Lord Young was the Prime Minister's enterprise tsar until he declared that low interest rates meant home-owners were actually better off thanks to the "so-called recession".

But the 79-year-old Conservative is returning to his former Downing Street role just 11 months after he stepped down, according to The Telegraph.

Officials have reportedly converted a No 10 meeting room into an office for the peer to use in his unpaid role that will focus on finding ways of removing barriers to growth for small and medium size companies.

Lord Young, a former trade and industry secretary under Margaret Thatcher, had also dismissed the 100,000 job cuts expected each year in the public sector as being "within the margin of error" in the context of a 30 million-strong workforce, and said that complaints about spending cuts came from "people who think they have a right for the state to support them".

At the time, No 10 branded the comments "offensive" and "inaccurate".

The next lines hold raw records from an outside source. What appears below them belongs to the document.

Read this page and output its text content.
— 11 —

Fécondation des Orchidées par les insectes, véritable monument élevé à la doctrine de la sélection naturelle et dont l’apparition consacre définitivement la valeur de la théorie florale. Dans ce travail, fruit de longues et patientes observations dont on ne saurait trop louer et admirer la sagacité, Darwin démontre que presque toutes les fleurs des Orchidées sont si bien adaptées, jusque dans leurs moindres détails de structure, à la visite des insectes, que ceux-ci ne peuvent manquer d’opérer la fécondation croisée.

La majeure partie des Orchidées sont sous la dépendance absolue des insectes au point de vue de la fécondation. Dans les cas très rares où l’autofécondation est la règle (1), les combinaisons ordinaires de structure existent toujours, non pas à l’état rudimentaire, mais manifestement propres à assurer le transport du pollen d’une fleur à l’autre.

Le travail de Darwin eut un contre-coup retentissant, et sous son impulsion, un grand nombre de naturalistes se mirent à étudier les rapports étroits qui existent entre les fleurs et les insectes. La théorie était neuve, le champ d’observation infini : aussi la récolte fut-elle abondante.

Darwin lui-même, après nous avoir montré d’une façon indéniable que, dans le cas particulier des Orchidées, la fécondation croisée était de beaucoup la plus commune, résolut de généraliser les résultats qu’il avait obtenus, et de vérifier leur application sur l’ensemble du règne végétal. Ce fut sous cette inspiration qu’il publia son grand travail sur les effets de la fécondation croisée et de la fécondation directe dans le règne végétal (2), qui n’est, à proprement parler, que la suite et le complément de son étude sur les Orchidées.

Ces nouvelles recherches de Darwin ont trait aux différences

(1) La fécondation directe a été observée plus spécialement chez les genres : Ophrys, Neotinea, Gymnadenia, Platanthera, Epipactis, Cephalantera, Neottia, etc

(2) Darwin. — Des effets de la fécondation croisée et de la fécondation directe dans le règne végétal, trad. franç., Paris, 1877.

Downing Street said this afternoon it was unable to confirm the appointment. It is understood, however, that an announcement is expected shortly.

Shadow small business minister Toby Perkins said: "Just when you think that David Cameron could not get more out of touch and out of date, he brings back a man who thought that people have 'never had it so good' in this 'so-called recession'.

"With unemployment rising and the Tories tearing themselves apart over Europe, Lord Young's reappointment shows David Cameron is still playing along to the Tories' old tunes.

"Rather than spending his time trying to find jobs for discredited advisers from the Thatcher era or having private negotiations with his Europhobic backbenchers, David Cameron should spend more time trying to save the jobs of British workers and get our economy growing again."

A Downing Street spokesman said: "The Government is committed to do everything we can to help and promote small and medium-sized businesses and that we have the best people in the job to help us do that. Further announcements will be made shortly."